We are Groot

Thriving isn’t a goal but a state of being, says Tanya Meeson

Woman&Home SA, October 2021

The thing I love about plants is what interesting people they are. Resilient, defiant, always pushing up and out no matter where they find themselves and no matter what shape they take. Call them ‘flower’ or ‘weed’ and they’ll muscle their way through any crack; ‘tree’ and they’ll cling to a cliff edge if they must. The ones named ‘moss’? They’ll blanket bare rock and squeeze into any crevice, while those called ‘creeper’ will scale whatever height challenges them. And ‘fynbos’? Well, those heroes will flourish in dead sand and exalt the fire-swept mountainside. Even plants’ strange cousins, lichen and fungi, have willful personalities that overcome rusty signpost and dank cave alike.  

It seems to me that the parable about sowing seeds on barren ground reaping nothing is blatantly untrue. Close to where I used to live in the city, a dropped palm nut powered its way through tar and concrete to become a spiky sentinel over a bus stop and trash dump. And in my backyard now stands a small but proud olive tree that grew from a cutting thrown carelessly into the courtyard of a run-down Woodstock digs, where it all had for sustenance was rat piss and cigarette stompies.

Film makers have been onto this idea of plant resilience for years now. The lone green sprout in the wasteland of destruction as a symbol of hope and returning humanity is ever-present, from Wall-E to Blade Runner.

It’s not so far-fetched an image. We need only to cast our eyes to Detroit, where the exodus of people and business left the city bankrupt and the houses empty, until grasses and trees came easing in through broken windows and open doors. Or to the mighty banyans of Angkor in Cambodia, who were left to their own devices after Khmer was sacked and so coiled their thick roots lovingly around the sandstone temple arches and walls.

Rewilding in the wake of human evacuation and urban decay is well-documented with astonishing imagery: the city of Pripyat surrendered after Chernobyl, the abandoned fishing village of Houtouwan, the deserted Ross Island of India… Yup. In the inimitable words of Jurassic Park’s Dr Ian Malcolm, life finds a way. No matter what we do, plants will do what they can to do what they do best: grow.

Which reminds me that what I love most about people is what interesting plants we are.

From our physiology to our emotional and mental landscapes, we’re designed to expand, to stretch and reach, to put out something of ourselves into the world, season after season. We’re designed to thrive. The only difference between us and plants is that they’re just free of the constraints of thinking and fussing about it.

And there is a lot of fuss with us people.

There’s a lie being told across our socials right now that to thrive means to be some Goop-touting, glossy-faced entrepreneur prospering, maybe with a shining family of four, maybe lying sun-tanned on a Clifton beach, but always amazeballs. The lie also tells us that to flourish, the conditions to do so must be Just Right: the money worries over, the 9-to-5 discarded, the goal weight achieved, the perfect house settled…

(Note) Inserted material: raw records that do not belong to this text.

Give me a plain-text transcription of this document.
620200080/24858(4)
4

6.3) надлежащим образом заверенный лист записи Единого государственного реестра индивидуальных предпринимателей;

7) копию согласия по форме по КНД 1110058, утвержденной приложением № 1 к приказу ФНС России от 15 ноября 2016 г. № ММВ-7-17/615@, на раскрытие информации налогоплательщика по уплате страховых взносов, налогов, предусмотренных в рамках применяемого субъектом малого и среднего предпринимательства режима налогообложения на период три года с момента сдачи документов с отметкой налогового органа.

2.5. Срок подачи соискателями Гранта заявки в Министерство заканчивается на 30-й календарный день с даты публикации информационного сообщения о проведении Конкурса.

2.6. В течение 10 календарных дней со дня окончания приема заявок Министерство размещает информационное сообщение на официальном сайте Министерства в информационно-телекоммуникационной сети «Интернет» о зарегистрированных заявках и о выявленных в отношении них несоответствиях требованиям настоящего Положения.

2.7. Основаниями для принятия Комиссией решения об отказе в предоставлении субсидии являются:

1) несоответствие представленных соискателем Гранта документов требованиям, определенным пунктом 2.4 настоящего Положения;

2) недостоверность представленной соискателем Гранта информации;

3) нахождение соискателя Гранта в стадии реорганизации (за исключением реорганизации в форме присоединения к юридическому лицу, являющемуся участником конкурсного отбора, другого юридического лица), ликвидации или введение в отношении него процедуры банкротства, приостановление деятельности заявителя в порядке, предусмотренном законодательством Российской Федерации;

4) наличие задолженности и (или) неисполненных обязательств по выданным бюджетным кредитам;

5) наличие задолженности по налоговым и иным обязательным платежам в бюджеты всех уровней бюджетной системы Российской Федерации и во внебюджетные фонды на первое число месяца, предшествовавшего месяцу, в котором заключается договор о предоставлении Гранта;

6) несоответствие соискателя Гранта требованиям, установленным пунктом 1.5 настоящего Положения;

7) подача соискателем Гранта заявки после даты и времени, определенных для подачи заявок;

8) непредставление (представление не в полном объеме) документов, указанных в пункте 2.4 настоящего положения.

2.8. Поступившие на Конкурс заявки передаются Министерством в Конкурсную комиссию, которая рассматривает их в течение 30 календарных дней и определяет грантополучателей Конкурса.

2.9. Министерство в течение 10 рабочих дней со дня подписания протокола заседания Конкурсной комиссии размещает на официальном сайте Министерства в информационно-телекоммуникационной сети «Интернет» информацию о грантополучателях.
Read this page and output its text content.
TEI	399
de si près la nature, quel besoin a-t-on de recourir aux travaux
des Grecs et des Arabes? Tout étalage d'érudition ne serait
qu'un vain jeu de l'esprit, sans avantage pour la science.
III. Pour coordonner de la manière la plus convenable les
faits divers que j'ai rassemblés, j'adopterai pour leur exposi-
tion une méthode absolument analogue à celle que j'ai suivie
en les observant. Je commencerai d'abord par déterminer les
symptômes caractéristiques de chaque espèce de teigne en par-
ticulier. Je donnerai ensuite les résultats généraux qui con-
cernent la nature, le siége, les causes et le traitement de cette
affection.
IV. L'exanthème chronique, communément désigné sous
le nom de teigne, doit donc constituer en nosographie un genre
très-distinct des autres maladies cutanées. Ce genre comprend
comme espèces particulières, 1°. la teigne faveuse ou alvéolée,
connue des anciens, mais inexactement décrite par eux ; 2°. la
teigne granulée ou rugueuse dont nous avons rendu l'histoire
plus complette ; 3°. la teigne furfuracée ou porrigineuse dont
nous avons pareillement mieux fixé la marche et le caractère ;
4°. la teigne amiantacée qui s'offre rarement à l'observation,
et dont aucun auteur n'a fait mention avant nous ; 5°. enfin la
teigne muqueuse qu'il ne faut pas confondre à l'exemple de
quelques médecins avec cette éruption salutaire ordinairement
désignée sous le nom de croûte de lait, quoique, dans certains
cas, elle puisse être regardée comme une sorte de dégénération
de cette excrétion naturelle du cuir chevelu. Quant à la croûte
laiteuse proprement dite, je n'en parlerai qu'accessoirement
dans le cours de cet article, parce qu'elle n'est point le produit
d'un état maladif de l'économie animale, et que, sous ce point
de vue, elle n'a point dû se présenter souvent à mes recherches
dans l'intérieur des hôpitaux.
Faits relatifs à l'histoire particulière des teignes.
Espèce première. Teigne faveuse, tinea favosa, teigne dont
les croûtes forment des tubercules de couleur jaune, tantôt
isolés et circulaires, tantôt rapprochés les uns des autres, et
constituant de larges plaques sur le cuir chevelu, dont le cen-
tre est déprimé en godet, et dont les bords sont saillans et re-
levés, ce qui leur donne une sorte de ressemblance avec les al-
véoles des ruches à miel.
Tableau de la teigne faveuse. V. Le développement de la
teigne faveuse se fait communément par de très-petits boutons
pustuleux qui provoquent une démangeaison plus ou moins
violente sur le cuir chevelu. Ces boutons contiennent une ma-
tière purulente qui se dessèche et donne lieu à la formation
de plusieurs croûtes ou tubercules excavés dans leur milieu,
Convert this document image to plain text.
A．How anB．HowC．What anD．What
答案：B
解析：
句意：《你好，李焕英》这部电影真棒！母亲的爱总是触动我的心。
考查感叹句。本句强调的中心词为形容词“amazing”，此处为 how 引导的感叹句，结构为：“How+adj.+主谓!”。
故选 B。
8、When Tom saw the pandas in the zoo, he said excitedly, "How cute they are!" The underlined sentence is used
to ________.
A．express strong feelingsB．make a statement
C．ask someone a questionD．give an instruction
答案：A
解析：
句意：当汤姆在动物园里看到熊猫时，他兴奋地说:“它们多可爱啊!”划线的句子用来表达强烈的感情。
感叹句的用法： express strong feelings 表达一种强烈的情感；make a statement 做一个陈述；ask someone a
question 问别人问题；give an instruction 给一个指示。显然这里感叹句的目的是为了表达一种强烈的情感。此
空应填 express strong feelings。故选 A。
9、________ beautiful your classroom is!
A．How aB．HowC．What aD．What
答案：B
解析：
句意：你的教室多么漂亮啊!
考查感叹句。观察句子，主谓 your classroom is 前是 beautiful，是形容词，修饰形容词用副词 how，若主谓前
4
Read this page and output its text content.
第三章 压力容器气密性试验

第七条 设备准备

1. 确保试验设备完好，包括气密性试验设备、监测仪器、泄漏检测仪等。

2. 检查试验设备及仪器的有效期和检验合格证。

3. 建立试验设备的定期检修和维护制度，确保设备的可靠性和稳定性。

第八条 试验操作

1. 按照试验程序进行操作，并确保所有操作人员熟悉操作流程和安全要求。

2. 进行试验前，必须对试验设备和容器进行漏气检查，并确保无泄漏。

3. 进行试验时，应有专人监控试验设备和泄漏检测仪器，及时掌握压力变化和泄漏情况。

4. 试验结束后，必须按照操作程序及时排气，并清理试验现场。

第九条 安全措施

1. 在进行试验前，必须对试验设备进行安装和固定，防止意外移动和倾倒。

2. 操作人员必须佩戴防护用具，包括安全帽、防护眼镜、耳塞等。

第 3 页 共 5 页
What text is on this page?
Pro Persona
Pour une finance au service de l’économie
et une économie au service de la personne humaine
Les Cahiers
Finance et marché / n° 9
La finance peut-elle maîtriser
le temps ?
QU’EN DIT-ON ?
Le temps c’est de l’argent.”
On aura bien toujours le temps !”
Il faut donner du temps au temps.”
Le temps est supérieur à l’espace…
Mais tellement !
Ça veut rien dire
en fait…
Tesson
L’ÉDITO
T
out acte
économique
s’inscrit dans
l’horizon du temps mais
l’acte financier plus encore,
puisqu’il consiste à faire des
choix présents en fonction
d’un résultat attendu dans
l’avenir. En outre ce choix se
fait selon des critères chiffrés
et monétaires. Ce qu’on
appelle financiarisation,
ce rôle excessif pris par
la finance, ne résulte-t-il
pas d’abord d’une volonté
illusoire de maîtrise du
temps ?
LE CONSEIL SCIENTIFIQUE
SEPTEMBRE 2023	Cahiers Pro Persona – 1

I simply don’t believe this. To thrive is not to win a happiness prize in perfect conditions. It is not an end point, but a condition of being. It’s the continual state of evolution, the pulse of expansion; the instinct to reach out and around, a pulling in and building up. In my mind, to thrive is to have the responsiveness, agility, and resilience to grow – whatever your situation.

Thriving doesn’t just happen in the sun; it doesn’t always feel light. But just because you’ve got some rat piss and cigarette butts to get through today, doesn’t mean you’re not headed for some sweet, sweet soil and fresh air tomorrow. Just because the tree lies dormant in winter doesn’t mean it’s dead.

That little olive tree is 11 years old now. Its parent tree, itself a rescue off a Citrusdal farm, long in the ground, composted. Summer is approaching and my olive’s new shoots will push out eagerly towards the sun, another band of growth around its trunk, another new wrinkle on my brow.